Purpose: To evaluate the potential role of intestinal lymphatic transport in the absorption and oral bioavailability of members of an emerging class of anti-atherosclerosis drugs (CETP inhibitors). CP524,515 and CP532,623 are structurally related with eLogD(7.4) >5; however, only CP524,515 (and not CP532,623) had sufficient solubility (>50 mg/g) in long-chain triglyceride (LCT) to be considered likely to be lymphatically transported.
Methods: CP524,515 and CP532,623 were administered intravenously and orally to fasted or fed lymph-cannulated or non-cannulated dogs. Oral bioavailability and lymphatic transport of drug (and triglyceride) was subsequently quantified.

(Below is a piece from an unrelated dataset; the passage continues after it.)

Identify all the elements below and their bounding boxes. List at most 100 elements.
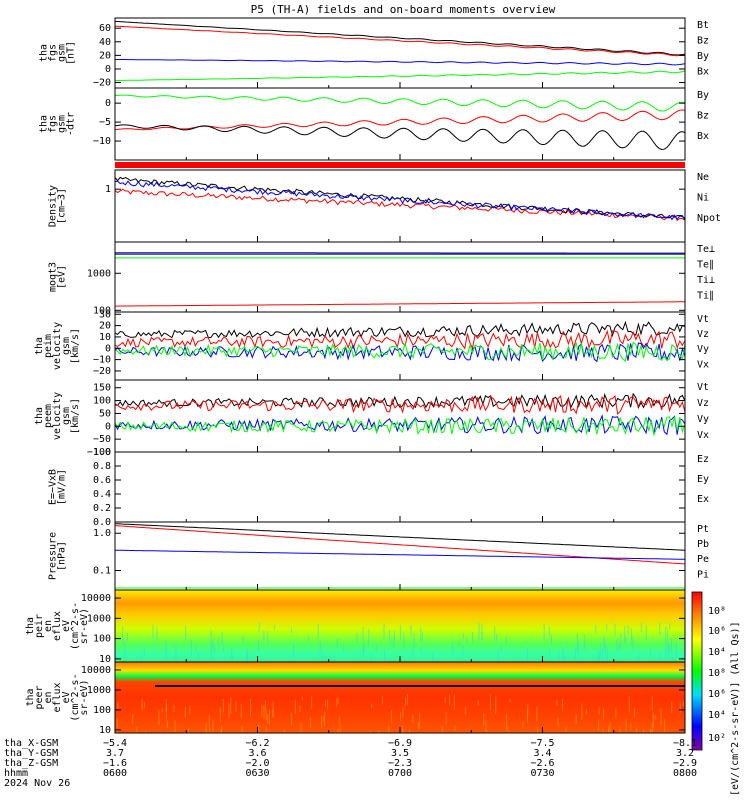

Results: Both CETP inhibitors were substantially transported into the lymphatic system (>25% dose) in fed and fasted dogs. Food enhanced oral bioavailability (from 45 to 83% and 44 to 58% for CP524,515 and CP532,623, respectively) and the proportion of the absorbed dose transported via the lymph (from 61 to 86% and from 68 to 83%, respectively). Lymphatic triglyceride transport was significantly lower in fed dogs administered CP532,623.
Conclusion: Intestinal lymphatic transport is the major absorption pathway for CP524,515 and CP532,623, suggesting that a LCT solubility >50 mg/g is not an absolute requirement for lymphatic transport. The effect of CP532,623 on intestinal lipid transport may suggest a role in the activity/toxicity profiles of CETP inhibitors.